Thursday, August 2, 2018

Interest rates, yield curves, and debt growth

[File under unwarranted speculation.]

This represents a speculative synthesis of some analysis I've done using the dynamic information equilibrium model on [1] debt growth, [2] yield curve inversion, [3] higher than "expected" interest rates, and [4] the possibility of coming recession. In particular, I noticed that the shocks to the debt growth indicator (green) — net debt issuance relative to assets — in Credit-Market Sentiment and the Business Cycle by David Lopez-Salido, Jeremy C. Stein, and Egon Zakrajsek (2015) I looked at in [1] seemed to match up with cases where the flattening AAA - 3 month spread fell within the error of the Moody's AAA model (blue):


Click to enlarge for all graphs. That is to say: is the debt growth indicator another measure of the yield curve indicator? When e.g. the 3-month rate becomes comparable to the AAA rate, does debt growth suddenly slow? Unfortunately the data from Lopez-Salido et al (2015) was too coarse to get a firm estimate of the timing (uncertainty in the location of the "shocks" to debt growth is shown as green bands). Here's a zoom in on the more recent data with the simple linear extrapolation of the 3 month rate:


Latest daily AAA data is in black. This is effectively the same picture I've been showing looking at all the interest rate spreads in [2]:


Latest (daily) data is in red this time. There's also the "above expected" interest rate indicator in [3]; current 10-year rates are above the "expected" (i.e. information equilibrium) value:


This indicator doesn't really get us any timing information, though.
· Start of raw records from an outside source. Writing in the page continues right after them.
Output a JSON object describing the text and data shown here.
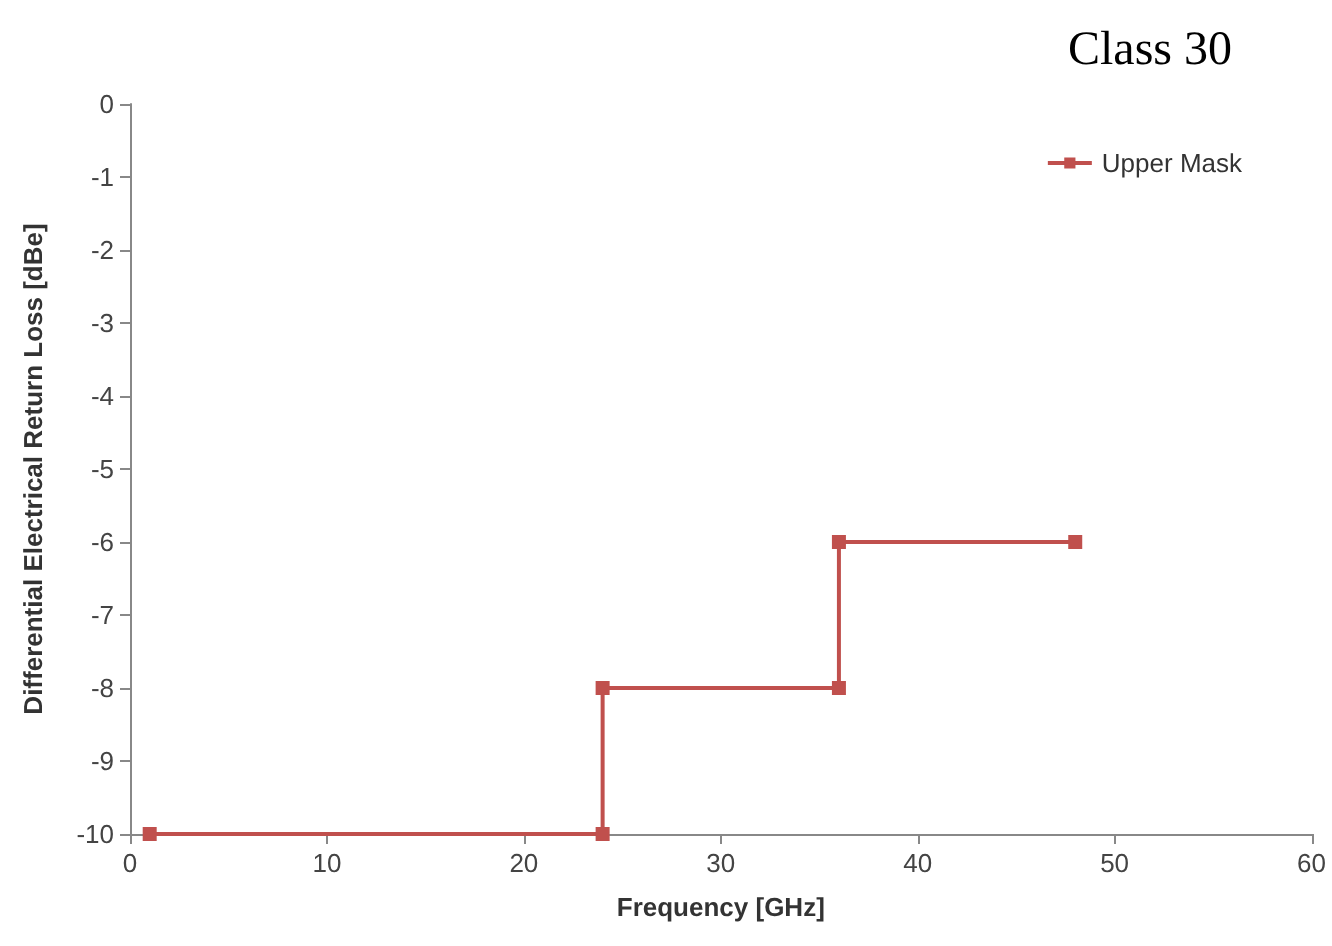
{
  "chart_data": {
    "type": "line",
    "title": "Class 30",
    "xlabel": "Frequency [GHz]",
    "ylabel": "Differential Electrical Return Loss [dBe]",
    "series": [
      {
        "name": "Upper Mask",
        "color": "#c0504d",
        "x": [
          1,
          24,
          24,
          36,
          36,
          48
        ],
        "values": [
          -10,
          -10,
          -8,
          -8,
          -6,
          -6
        ]
      }
    ],
    "xlim": [
      0,
      60
    ],
    "xticks": [
      0,
      10,
      20,
      30,
      40,
      50,
      60
    ],
    "ylim": [
      -10,
      0
    ],
    "yticks": [
      -10,
      -9,
      -8,
      -7,
      -6,
      -5,
      -4,
      -3,
      -2,
      -1,
      0
    ],
    "grid": false,
    "legend": "top right",
    "marker": "square",
    "line_style": "solid"
  }
}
Recessions have rarely occured when the rate was below the expected value, but when rates are over the value there is variable amount of time before the recession hits. I've made a speculative analogy with avalanches before — above expected rates are like snow building up on a mountain, and it likely takes some trigger to set off the avalanche (i.e. recession). In general, all of these measures point to a recession in the 2019-2020 time frame that is consistent with the labor market data (JOLTS) in [4].